第七十八章驯服她
程礼信几人下狱的消息传到镇北侯府时。
裴庭宴正在书房批阅文书。
他握着笔的手微微一顿,墨迹在宣纸上洇开一小团。
随即他神色如常地换了张纸,仿佛只是听到一件无关紧要的琐事。站在下首的心腹却清楚看见,侯爷敛眸时,眼底一闪而过的阴郁。
那些罪证。。。。。。
是他耗费数年心力,一点一滴搜集而来。
每一桩命案,每一笔冤狱,裴庭宴都知之甚详。

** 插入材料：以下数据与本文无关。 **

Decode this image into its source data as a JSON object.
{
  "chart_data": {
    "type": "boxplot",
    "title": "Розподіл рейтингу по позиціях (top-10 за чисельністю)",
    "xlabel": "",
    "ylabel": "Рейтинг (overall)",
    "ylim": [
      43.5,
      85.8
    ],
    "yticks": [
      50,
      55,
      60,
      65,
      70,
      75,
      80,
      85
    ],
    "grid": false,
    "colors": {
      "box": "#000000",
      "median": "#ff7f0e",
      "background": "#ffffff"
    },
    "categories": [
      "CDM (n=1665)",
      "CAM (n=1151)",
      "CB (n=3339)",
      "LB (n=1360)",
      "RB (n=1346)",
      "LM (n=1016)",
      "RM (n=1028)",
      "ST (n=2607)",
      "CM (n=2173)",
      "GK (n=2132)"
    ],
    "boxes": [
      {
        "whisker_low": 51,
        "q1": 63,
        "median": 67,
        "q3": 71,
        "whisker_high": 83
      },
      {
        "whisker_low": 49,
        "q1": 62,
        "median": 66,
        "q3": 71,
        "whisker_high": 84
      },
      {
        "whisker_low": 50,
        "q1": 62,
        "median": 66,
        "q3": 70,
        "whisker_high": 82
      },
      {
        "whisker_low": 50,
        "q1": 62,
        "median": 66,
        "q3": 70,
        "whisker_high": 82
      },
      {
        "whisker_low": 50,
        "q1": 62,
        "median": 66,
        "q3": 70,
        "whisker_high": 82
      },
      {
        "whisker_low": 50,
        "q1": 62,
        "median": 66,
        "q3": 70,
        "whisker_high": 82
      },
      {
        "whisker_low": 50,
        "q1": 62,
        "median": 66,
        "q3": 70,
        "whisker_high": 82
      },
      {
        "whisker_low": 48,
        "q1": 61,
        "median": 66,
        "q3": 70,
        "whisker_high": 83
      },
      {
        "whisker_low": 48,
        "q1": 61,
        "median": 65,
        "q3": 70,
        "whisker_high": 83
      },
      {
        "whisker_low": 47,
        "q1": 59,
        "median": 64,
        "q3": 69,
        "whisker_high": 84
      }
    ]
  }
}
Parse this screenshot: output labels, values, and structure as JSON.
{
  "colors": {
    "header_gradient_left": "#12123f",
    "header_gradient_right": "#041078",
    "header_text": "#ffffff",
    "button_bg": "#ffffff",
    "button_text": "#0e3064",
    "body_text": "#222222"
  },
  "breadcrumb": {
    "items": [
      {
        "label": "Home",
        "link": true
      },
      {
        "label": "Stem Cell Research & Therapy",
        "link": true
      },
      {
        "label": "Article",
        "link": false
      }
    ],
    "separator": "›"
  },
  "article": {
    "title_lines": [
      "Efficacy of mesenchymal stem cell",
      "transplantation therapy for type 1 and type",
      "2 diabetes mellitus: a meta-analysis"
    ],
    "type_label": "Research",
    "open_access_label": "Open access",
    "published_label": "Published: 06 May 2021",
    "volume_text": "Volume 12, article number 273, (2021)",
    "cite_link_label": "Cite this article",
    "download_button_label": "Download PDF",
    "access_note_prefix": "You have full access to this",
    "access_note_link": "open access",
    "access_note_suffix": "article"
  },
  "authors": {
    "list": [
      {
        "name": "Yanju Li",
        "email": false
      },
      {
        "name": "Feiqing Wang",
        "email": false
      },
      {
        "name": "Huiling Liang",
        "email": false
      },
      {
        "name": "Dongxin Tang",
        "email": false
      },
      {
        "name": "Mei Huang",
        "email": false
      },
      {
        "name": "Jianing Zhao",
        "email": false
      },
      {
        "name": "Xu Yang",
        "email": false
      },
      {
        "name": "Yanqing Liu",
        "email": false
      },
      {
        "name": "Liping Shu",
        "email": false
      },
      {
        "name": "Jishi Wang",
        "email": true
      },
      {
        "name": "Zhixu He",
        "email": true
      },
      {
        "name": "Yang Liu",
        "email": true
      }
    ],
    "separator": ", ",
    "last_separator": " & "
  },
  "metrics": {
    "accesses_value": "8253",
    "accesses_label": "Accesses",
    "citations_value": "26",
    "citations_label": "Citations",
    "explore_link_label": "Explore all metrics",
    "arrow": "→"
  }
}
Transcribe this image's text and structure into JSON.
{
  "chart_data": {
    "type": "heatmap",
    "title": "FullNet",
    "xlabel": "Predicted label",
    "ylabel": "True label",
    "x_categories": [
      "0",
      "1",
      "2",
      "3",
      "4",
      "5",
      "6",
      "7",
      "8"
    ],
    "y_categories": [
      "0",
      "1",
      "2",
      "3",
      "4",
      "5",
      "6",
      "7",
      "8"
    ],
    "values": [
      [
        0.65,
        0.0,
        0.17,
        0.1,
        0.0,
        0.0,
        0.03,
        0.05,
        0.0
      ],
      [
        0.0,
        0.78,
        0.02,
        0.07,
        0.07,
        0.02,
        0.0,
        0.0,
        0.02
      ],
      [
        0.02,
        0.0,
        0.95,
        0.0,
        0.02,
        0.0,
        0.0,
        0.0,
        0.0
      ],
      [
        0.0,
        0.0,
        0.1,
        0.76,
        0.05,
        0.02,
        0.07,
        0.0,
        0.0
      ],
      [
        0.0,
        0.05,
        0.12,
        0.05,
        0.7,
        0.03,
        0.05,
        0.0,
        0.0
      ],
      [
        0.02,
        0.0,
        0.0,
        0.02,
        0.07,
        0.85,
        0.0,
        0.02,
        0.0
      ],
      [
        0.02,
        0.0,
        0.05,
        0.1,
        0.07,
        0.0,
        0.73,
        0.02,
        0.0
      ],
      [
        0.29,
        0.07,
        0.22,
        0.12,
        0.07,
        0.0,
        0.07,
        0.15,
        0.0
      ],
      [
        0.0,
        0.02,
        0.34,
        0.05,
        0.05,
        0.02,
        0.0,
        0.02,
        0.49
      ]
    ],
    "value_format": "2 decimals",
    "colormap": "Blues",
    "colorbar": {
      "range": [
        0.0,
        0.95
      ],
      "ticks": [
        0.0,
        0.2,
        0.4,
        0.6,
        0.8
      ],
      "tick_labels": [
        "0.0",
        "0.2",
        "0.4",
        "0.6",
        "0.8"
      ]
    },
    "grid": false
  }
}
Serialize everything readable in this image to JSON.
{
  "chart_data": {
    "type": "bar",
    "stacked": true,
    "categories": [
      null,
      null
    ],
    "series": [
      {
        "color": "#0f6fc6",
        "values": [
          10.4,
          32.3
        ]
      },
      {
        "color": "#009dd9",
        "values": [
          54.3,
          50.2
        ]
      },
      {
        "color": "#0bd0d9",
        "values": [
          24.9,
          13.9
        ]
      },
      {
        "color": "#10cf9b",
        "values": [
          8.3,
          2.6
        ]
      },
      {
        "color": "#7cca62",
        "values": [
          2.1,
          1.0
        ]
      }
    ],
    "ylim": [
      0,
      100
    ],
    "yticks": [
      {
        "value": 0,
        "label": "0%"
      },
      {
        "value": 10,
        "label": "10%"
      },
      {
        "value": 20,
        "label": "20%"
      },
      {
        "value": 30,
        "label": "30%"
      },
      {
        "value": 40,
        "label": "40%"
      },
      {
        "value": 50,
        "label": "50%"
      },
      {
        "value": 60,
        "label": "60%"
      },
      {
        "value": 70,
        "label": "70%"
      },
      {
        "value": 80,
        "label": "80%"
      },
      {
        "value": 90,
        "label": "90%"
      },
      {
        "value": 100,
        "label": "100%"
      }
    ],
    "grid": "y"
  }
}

那是他准备用来拿捏程家,乃至牵制太后的筹码。如今却被沈云初轻飘飘地摊在御前,成了定罪的铁证。
程家出事。
程氏女入主中宫的盘算自然也落了空。
此刻,裴庭宴只觉一股郁气堵在胸口!
他放下笔,指节无意识地在案几上轻轻叩击。那些证据藏得极为隐秘,除了他与几个心腹,绝无外人知晓。
沈云初是怎么拿到的?
她离府不过月余,何时有了这样的本事?
还是说。。。。。。她背后另有其人?
她还知道些什么?
裴庭宴忽然想起那日破庙外,她身边多了两个会武功的丫鬟。他眸光沉了沉,推开椅子站起身。
“备马车!”
静月居的庭院里栽了几株晚梅,此刻开得正寂寥。
沈云初披着件雪青色的斗篷,站在廊下看琥珀煎药。小泥炉上药罐咕嘟咕嘟地响,苦涩的气味弥散在清冷的空气里。
她神色有些倦怠,像是没睡好。
听见门外车马声响时,她连眼皮都未抬。
门房拦不住他,裴庭宴踏进院子,看到的便是这幅情景。
她慵懒地倚在廊柱边,侧脸在淡薄的天光里显得格外白皙,也格外疏离。
他脚步顿了顿,才缓步走过去。
“嫂嫂闲度浮生半日?”
裴庭宴开口。
沈云初这才转过头,看了他一眼。
“侯爷怎么来了?”
沈云初有些厌烦的口吻,“再不把裴思雨接回府,她要性命不保了。”
裴庭宴像是没听出她话里的讥诮。
他往前走,停在离她三步远的地方。
“思雨现在贵为县主之尊,断不会再出事。”
他淡淡道,“我只是好奇,关于程家的那些罪证,嫂嫂是从何处得来的?有些陈年旧案,连刑部的卷宗都未必齐全!”
沈云初轻轻笑了一声。
她侧了侧身,示意琥珀将煎好的药倒出来。褐色的药汁注入白瓷碗,腾起氤氲的热气。
“侯爷是好奇程家的罪证,”
她端起药碗,垂眸吹了吹,“还是好奇,我怎么知道的?”
裴庭宴眸光微凝。
他没有接话,只静静看着她。
廊下的风拂过,扬起她颊边一缕碎发。她低头喝药时,长睫垂下,在眼睑投下淡淡的阴影。
她脆弱得欲乘风而去。
裴庭宴不自觉的往前一步,话锋一转:“你病了?”
“偶有风寒。”
沈云初放下药碗,用帕子按了按唇角,“不碍事。”
昨晚忘记关窗,又惦记着几处孤坟。
沈云初也才十九,有所松懈后便病倒了。